Gold im Visier

Florenz · Beim WM-Zeitfahren in Florenz wird heute mit einem Dreikampf zwischen Titelverteidiger Tony Martin, dem viermaligen Weltmeister Fabian Cancellara und Bradley Wiggins gerechnet. Ein Kampf gegen die Uhr dieser Güteklasse hat Seltenheitswert.

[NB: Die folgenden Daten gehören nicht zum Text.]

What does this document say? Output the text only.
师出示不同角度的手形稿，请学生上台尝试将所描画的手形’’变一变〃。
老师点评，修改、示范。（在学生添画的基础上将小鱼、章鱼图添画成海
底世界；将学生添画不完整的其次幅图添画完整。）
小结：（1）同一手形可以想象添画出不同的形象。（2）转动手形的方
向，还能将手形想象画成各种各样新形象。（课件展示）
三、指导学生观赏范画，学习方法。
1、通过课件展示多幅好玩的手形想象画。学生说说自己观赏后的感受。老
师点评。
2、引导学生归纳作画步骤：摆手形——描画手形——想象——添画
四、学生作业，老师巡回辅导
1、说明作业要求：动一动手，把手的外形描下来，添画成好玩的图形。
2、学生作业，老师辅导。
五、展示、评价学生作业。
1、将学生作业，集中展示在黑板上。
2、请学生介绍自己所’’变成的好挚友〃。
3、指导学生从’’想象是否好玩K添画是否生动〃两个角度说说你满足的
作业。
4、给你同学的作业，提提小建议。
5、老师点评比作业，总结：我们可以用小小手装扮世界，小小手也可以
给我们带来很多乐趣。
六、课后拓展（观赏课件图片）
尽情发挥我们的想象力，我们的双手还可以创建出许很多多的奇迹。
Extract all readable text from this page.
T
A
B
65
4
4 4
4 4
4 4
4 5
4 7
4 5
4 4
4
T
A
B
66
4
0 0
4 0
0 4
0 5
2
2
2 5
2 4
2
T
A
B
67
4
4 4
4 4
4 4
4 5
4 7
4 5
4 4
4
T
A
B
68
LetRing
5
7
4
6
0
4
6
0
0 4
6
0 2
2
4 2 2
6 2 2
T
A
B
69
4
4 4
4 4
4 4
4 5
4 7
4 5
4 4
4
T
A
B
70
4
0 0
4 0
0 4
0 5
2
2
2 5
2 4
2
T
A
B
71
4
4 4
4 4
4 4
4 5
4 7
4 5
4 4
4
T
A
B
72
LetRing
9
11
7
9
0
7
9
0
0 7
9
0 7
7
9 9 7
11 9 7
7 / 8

Von 79 Startern besetzt er die letzte Position und ist damit hochzufrieden. "Ich bin lieber der Jäger als der Gejagte, dann kann ich das Feld von hinten aufrollen", erklärt ein vor Selbstbewusstsein strotzender Tony Martin, der heute in Florenz zum dritten Mal in Serie Weltmeister im Einzelzeitfahren werden will. Als Titelverteidiger geht Martin um 15.12 Uhr als letzter Fahrer auf die fast schnurgerade Strecke über 57,9 Kilometer. Direkt vor ihm starten seine härtesten Konkurrenten - der viermalige Titelträger Fabian Cancellara aus der Schweiz und der britische Tour-de-France-Sieger von 2012, Bradley Wiggins.

Hochkarätiges Fahrerfeld

Das Spektakel zwischen Montecatini Terme und dem Sportzentrum Nelson Mandela in Florenz erhebt Anspruch auf Einmaligkeit. Noch nie gab es bei einem Zeitfahren in den vergangenen Jahren ein solch hochkarätiges Fahrerfeld. Auch die "zweite Reihe" mit Vize-Weltmeister Tyler Phinney (USA), Richie Porte (Australien) und den beiden weiteren deutschen Startern Patrick Gretsch und Bert Grabsch kann sich sehen lassen.

Die aktuelle Form von Cancellara, der wie Wiggins die Tour de France in diesem Jahr ausgelassen hatte, konnte Martin bei der Vuelta testen. In Tarazona musste der 28-Jährige eine unerwartete Niederlage einstecken. Aber der Dämpfer bei der Spanien-Rundfahrt kam zur rechten Zeit. "So habe ich ganz klar gesehen, dass das kein Selbstläufer in Florenz wird, und habe im Training nochmal was draufgepackt", sagt Martin, der in der Toskana von seiner Mutter und Freunden moralische Unterstützung vor Ort erhält.

Wie ist Wiggins in Form?

Cancellara will jeden Druck vermeiden und stuft den Kampf gegen die Uhr sogar als persönliches Vorbereitungsrennen auf das Straßenrennen zum WM-Abschluss am Sonntag ein. "Ob ich gewinne oder Fünfter werde, ist nicht entscheidend", sagt der Berner.

Die große Unbekannte ist die Form von Bradley Wiggins. Der Brite kämpft um den goldenen Abschluss einer verpatzten Saison und ein wenig auch um seinen Stellenwert im Sky-Team im Schatten des aktuellen Tour-de-France-Siegers Christopher Froome. Wiggins, der Olympiasieger im Zeitfahren, kommt immerhin mit dem frischen Ruhm des Gesamtsiegs der Tour of Britain aus dem englischen Regen ins sonnenüberflutete Florenz.

Als Martin am Sonntag im Mannschaftszeitfahren mit WM-Gold dekoriert worden war ("Rückenwind für Mittwoch"), packte Wiggins auf der Insel gerade seine Koffer für Florenz. Beide treffen erstmals seit London 2012 in einem Zeitfahren aufeinander. Von einer "Revanche" will Martin, der in London Silber gewann, nichts wissen: "Die Olympischen Spiele sind positiv abgehakt. Ich freue mich auf den Kampf mit den beiden." Der Druck des Favoriten scheint ihn also nicht zu stören.